Easy or Worthwhile?

I was walking by our copy machine this week, and saw a handout for the same material that I was about to work on in a class.  I took a look, and reacted a bit strongly to what I saw.

The basic idea on the handout was this:

The easy way to solve these equations is to enter one side as Y1, the other side as Y2, and have the calculator find the intersection.

I have to admit that using the calculator can be easy … not as easy as just looking up the answer, but sometimes easier than a human being solving the problem.  The question is:  Is it just easy, but not worthwhile?  Do students gain anything from using a built in program to solve a problem?

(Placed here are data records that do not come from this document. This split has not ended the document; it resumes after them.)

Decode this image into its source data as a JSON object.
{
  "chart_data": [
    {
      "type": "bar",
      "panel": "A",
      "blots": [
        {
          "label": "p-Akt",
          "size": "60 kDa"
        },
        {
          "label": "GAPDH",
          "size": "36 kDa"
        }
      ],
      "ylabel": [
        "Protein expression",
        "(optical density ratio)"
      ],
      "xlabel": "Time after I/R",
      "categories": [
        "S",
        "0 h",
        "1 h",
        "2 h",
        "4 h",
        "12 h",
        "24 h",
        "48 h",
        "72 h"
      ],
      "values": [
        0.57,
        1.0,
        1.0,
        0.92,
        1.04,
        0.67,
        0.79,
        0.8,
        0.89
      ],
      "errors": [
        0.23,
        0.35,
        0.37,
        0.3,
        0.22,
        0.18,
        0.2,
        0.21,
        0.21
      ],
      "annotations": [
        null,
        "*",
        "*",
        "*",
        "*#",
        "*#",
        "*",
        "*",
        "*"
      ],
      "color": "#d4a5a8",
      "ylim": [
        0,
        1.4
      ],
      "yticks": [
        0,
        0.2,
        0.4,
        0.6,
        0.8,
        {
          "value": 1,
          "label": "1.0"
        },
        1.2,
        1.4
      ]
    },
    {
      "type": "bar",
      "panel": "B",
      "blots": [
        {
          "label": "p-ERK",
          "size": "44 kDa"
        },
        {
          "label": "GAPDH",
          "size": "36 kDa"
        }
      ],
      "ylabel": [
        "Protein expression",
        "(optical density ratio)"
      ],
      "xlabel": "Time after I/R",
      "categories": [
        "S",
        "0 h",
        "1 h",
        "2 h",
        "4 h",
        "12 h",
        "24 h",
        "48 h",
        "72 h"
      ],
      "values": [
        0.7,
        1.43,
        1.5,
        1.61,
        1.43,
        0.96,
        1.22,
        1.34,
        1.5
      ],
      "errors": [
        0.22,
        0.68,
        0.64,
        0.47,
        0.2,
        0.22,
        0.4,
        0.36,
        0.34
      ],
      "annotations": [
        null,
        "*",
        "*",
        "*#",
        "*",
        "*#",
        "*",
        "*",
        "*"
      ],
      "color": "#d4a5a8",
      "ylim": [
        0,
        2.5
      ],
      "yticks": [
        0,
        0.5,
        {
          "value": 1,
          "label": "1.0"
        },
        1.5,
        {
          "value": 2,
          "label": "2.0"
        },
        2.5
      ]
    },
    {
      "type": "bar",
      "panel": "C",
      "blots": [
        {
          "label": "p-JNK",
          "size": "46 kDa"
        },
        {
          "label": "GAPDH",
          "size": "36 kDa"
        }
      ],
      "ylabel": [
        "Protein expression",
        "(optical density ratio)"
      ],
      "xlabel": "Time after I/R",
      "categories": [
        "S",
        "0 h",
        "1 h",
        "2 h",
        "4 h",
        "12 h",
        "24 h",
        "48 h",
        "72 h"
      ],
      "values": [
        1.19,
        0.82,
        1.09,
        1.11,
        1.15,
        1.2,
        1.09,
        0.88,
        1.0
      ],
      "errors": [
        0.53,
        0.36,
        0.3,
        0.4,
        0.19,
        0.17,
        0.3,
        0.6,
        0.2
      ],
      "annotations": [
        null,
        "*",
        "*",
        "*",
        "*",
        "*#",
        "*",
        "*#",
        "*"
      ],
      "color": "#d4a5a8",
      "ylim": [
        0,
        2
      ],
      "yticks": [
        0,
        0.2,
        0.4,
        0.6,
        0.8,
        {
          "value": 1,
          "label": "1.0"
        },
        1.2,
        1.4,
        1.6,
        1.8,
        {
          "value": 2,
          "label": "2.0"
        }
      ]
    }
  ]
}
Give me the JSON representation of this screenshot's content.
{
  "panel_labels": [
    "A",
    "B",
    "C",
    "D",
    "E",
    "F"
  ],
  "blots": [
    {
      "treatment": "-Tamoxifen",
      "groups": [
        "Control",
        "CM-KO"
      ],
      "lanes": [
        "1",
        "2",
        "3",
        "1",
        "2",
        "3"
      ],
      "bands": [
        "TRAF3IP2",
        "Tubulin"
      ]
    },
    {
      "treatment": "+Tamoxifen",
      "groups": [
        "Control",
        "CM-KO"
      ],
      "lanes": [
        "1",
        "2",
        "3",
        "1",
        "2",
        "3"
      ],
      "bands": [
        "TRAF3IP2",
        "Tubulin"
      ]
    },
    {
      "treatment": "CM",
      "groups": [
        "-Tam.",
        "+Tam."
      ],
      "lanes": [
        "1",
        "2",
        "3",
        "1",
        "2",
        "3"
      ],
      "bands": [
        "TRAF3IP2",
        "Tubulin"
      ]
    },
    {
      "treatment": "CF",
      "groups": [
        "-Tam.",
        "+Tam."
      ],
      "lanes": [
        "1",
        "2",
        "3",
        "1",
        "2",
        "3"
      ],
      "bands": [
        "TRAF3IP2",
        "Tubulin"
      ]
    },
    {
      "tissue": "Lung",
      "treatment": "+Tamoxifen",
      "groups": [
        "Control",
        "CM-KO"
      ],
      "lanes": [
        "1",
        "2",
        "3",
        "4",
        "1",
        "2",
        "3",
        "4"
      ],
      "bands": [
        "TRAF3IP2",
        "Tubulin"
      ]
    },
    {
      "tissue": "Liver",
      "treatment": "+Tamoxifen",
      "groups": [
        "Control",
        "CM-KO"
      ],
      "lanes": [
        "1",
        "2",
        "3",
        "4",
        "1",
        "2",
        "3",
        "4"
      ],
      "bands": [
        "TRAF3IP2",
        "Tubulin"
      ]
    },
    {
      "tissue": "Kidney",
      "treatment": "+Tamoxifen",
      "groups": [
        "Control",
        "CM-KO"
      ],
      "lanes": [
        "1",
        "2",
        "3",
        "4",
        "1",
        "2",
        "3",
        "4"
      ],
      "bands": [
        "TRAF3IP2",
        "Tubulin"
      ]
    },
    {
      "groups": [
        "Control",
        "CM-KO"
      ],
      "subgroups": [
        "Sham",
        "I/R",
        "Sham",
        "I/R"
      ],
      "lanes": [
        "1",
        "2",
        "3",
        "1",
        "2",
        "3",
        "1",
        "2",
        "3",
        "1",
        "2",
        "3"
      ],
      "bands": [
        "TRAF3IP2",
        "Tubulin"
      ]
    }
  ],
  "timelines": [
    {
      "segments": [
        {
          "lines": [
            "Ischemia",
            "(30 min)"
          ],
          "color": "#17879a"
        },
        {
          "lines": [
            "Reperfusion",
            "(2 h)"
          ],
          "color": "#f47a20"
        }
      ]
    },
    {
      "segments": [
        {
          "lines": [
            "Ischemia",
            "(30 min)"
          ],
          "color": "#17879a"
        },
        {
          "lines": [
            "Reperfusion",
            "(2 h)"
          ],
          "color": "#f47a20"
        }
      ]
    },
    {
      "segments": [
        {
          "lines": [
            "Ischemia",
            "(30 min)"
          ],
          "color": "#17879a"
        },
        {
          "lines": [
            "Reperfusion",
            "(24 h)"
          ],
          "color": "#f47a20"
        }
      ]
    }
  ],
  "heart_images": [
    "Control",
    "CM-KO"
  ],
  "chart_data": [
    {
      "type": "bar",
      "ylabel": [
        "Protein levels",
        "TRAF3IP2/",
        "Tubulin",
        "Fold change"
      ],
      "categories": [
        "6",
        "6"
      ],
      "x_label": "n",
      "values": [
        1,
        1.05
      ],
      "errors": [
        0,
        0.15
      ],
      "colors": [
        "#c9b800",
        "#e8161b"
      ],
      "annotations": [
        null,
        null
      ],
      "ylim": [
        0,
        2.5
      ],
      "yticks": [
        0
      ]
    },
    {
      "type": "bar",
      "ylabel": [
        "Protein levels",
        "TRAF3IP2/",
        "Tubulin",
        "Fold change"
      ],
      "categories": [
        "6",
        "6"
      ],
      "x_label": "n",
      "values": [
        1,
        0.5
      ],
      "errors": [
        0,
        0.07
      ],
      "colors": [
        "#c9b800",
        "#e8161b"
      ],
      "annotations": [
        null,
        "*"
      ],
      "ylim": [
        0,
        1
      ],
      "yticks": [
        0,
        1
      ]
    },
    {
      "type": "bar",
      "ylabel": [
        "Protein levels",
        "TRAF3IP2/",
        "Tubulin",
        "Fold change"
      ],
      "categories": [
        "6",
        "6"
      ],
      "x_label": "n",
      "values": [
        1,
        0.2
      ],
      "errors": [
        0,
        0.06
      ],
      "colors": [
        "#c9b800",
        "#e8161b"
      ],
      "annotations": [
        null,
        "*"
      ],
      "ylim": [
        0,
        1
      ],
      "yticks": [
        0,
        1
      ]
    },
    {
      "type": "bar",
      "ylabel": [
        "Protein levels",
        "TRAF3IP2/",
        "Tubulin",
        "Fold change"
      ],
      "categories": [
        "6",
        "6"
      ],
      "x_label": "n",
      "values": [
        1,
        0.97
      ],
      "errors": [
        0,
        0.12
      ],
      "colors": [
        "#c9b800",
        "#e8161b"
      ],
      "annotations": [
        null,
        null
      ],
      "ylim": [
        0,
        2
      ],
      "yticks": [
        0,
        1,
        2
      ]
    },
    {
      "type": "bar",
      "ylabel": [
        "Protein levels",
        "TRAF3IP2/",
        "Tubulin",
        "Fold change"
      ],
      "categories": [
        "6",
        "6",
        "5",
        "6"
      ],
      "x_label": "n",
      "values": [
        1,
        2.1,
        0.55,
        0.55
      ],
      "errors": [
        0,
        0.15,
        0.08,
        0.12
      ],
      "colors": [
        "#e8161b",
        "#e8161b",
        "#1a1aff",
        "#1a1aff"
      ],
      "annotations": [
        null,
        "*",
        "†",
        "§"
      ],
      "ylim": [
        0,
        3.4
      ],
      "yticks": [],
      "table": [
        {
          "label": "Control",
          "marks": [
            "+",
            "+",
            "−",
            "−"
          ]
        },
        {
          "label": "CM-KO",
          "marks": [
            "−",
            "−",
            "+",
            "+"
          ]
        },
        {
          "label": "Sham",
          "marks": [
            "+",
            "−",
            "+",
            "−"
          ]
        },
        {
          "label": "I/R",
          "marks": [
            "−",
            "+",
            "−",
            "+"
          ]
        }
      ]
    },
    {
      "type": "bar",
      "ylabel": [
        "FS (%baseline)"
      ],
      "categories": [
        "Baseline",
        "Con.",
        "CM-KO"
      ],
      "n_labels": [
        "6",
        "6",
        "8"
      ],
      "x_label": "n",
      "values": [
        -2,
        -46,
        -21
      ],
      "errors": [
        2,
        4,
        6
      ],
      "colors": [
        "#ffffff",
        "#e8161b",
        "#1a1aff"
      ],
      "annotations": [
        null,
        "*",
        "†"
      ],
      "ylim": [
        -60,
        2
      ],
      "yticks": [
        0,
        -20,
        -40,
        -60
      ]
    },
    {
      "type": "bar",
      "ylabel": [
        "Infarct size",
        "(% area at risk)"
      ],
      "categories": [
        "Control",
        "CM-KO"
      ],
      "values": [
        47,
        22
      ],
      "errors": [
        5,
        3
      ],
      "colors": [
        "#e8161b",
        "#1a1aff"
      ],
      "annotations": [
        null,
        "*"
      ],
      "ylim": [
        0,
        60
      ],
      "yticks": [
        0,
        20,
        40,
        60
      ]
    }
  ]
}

I face this issue in our Applications for Living class.  A bit later in the semester, we will talk about medians and then about quartiles.  Students discover that the calculator will find all of that for them.  Should students start to use the calculator to find the quartiles and median right away, to avoid the tedious work of ordering sets of 12 to 20 numbers?

In this statistics example, the material is worthwhile if the student can answer this question easily:

A set of 100 numbers has a median of 40, a lower quartile of 25 and an upper quartile of 70.  How many of those numbers are between 25 and 70?

A basic understanding of quartiles gives a good approximation (50); I’d be thrilled if a student said ‘about 50 but we don’t know for sure’.  In the practice of statistics, technology is always used to find the calculated parameters … and we need to know how to interpret those values.

The content for the handout I saw was ‘solving absolute value equations’, one of my least favorite topics because it tends to be hard to understand while there are a relatively small number of places where this needs to be applied.  However, the understanding of absolute value statements contributes to some common themes in mathematics — multiple representations in general, symmetry in particular.  Technology (as used for an ‘easy way’) avoids all of this stuff that makes it worthwhile.

A focus on the ‘easy way’ presumes that the only purpose for a topic is to get the corresponding correct answers.  To me, a student that uses the calculator to solve |x-5|=7 is just as dependent as a student who uses a calculator for 8 + 5.  The solution is simple enough that it can be done mentally; even writing out all steps gets it done quicker than a calculator process.  If all we do is show students how to obtain correct answers, what is the value that we have added to their education?  If we need to solve |25.8x + 4/3|=8.52, I will certainly tell students … ‘well, we understand how to solve this problem ourselves, so let’s set it up that way — and here is how to check that on a calculator’.  Of course, I know of no place, outside of an algebra textbook, where such a problem would be needed.

Easy is not the primary goal.  Worthwhile learning, and education, are the main things.  Every time we avoid learning we detract from our students’ education.  Technology has a role to play; ‘easy’ does not.  Understanding is a lot more valuable than a hundred correct ‘answers’.